Pour justifier du bien-fondé de sa demande, il incombe à [J] [G] d’établir avec l’évidence requise en référé, l’existence d’une obligation, à son égard, de la SAS SONAKA, sous l’enseigne NISSAN, et de l’existence d’une créance qu’il détiendrait à l’égard de la même.
Le demandeur, se contentant de se référer aux conclusions du rapport d’expertise, et soutenant que les désordres préexistaient à la vente, conclut à la responsabilité du vendeur.
Or en application des dispositions de l’article 1641 du code civil, la responsabilité du vendeur peut être engagée, en raison de l’existence de vices cachés, qui rendent impropre le bien à l’usage auquel il est destiné, ou qui en diminuent tellement cet usage, que l’acheteur n’aurait pas acquis le bien, et supposent en conséquence la démonstration de l’existence de vices cachés et l’impropriété du bien à son usage. Or il résulte du contrôle technique opéré la veille de la vente, qu’étaient d’ores et déjà mentionnées des défaillances du véhicule, en raison d’émissions gazeuses et d’une usure anormale des pneumatiques (pièce [G] n°2). L’acquéreur ne peut donc raisonnablement soutenir que ces vices étaient cachés, puisqu’ils se trouvaient révélés préalablement à la vente. Par ailleurs, les désordres affectant le véhicule, (impacts de cailloux multiples sur les ailes et faces, bas de caisse endommagé) se trouvaient également nécessairement visibles.

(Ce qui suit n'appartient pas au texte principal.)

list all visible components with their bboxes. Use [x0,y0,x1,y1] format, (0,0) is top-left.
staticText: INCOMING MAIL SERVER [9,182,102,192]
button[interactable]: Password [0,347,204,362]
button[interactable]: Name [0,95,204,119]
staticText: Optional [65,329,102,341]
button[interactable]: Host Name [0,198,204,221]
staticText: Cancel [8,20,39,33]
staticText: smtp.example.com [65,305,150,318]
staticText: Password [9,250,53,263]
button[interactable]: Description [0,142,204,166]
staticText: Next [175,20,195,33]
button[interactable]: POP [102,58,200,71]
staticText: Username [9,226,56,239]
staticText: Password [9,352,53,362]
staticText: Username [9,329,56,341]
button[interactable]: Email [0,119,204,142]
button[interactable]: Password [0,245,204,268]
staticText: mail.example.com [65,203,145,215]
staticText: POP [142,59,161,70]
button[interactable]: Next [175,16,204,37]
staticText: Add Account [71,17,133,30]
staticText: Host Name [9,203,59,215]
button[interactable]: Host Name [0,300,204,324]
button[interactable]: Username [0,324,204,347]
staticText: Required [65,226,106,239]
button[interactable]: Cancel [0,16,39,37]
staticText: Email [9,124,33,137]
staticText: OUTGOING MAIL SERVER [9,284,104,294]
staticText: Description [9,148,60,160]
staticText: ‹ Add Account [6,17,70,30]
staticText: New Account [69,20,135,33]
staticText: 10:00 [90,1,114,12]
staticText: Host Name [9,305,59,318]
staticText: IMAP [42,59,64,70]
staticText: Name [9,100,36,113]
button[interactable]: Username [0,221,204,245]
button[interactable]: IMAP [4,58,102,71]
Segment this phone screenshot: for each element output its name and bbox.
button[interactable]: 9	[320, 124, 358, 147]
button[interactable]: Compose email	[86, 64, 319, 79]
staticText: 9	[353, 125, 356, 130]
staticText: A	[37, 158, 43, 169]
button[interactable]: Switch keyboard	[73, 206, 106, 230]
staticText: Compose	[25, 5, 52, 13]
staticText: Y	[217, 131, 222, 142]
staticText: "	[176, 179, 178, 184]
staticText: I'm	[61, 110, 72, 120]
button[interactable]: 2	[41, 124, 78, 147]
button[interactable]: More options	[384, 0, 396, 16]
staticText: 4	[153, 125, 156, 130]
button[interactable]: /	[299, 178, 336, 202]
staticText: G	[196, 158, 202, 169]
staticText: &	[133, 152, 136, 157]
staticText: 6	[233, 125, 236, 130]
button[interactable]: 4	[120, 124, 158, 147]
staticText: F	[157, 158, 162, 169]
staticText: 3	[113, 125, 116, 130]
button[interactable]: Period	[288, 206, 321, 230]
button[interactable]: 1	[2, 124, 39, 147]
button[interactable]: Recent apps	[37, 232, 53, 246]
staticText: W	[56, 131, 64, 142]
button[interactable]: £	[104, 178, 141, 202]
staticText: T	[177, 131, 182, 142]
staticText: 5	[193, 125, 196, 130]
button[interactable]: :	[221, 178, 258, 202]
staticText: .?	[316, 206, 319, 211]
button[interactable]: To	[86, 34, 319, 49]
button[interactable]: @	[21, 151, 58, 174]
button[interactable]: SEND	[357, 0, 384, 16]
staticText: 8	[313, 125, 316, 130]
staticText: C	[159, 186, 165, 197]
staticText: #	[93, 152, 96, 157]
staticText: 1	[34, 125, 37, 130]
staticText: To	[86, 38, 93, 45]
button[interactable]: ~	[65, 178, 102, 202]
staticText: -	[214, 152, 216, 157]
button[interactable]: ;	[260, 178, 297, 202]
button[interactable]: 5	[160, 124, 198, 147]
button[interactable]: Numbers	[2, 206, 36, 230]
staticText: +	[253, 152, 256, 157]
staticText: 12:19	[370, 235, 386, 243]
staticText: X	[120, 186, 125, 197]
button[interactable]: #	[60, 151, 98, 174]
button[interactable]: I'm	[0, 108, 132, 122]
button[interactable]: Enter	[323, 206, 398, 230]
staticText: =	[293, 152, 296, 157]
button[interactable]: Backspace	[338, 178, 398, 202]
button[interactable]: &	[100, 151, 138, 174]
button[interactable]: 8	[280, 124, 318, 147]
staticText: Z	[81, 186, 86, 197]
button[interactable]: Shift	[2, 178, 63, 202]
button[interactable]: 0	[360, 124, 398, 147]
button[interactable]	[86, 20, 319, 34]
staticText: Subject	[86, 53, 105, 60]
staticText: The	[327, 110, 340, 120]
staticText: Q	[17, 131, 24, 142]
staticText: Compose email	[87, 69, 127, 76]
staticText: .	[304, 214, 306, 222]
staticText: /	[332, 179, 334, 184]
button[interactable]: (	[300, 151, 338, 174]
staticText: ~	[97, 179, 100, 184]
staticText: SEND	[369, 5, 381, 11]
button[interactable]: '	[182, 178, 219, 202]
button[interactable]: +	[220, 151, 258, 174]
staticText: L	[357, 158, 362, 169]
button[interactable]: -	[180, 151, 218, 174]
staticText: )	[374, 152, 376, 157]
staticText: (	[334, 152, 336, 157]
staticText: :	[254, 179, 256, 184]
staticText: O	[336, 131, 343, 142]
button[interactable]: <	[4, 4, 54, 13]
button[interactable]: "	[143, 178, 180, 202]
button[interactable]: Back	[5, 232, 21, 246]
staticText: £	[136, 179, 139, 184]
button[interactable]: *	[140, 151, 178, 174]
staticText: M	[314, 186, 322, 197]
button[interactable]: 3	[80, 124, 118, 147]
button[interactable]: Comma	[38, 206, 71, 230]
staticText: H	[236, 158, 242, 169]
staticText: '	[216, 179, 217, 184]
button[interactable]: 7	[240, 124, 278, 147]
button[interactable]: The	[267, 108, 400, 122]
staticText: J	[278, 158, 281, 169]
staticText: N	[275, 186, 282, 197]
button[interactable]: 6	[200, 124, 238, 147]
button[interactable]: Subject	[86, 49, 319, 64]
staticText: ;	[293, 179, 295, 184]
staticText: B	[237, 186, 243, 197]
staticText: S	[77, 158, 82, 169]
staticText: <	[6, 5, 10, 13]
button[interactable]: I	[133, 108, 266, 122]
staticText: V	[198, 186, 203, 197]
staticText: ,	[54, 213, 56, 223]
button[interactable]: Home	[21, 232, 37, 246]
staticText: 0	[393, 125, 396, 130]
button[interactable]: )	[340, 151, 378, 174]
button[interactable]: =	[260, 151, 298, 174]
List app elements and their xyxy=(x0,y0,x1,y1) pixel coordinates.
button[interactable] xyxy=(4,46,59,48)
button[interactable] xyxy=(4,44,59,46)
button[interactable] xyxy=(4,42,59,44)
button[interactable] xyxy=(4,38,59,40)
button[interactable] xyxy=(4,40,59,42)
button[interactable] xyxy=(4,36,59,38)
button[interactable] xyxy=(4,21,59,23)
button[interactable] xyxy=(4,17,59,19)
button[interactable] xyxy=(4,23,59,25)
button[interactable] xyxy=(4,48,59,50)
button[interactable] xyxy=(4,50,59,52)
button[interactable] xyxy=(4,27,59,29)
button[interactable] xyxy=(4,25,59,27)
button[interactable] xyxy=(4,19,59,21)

L’expertise a par ailleurs révélé que le véhicule a fait préalablement à la vente, une sortie de route, ayant occasionné des dommages, qui ne pouvaient être décelés, mais l’expertise ne permet pas de distinguer les postes de réparation qui seraient concernés.
En outre, le demandeur ne démontre pas que la condition de l’usage du véhicule, à titre de collection, se trouvait déterminante pour lui au moment de la vente.
Il s’ensuit que l’obligation du vendeur, à réparation du préjudice allégué, et la créance de l’acquéreur à ce titre contre le vendeur, sont sérieusement contestables, de sorte qu’il n’y a pas lieu à référé sur la demande en paiement, étant observé en outre, que la SAS SONAKA, sous l’enseigne NISSAN a proposé dès les premières réclamations de [J] [G], une résolution de la vente que celui-ci a déclinée.
Sur la demande de communication de la carte grise
[J] [G] réclame la communication de la carte grise, qu’il n’a toujours pas obtenue de son vendeur, plus de deux ans après la vente. Indépendamment de l’état du véhicule, il incombe à la SAS SONAKA, sous l’enseigne NISSAN, de communiquer ce document, attestant du transfert de propriété, selon les modalités fixées au dispositif de la présente décision.
Sur les autres demandes
[J] [G] qui succombe partiellement, supportera les dépens et ses propres frais. Sa demande pour frais irrépétibles sera rejetée.
La présente décision est exécutoire par provision en application des articles 484 et 514 et 514-1 alinéa 3 du code de procédure civile .
PAR CES MOTIFS,
Statuant par ordonnance mise à disposition au greffe, contradictoire et en premier ressort,
Disons n’y avoir lieu à référé sur la demande en paiement provisionnel,
Condamnons la SAS SONAKA, sous l’enseigne NISSAN à communiquer, à [J] [G], dans le délai de 30 jours après la signification de la présente décision, la carte grise du véhicule NISSAN GTR immatriculé EE 242 ZW, sous astreinte de 30 euros par jour passé ce délai, l’astreinte courant pendant deux mois,
Disons que le juge des référés se réserve la liquidation de l’astreinte,
Déboutons [J] [G] de sa demande d’indemnité pour frais irrépétibles,
Condamnons [J] [G] aux dépens,
Rappelons que la présente ordonnance est exécutoire par provision.
La présente ordonnance a été signée par la juge et le greffier.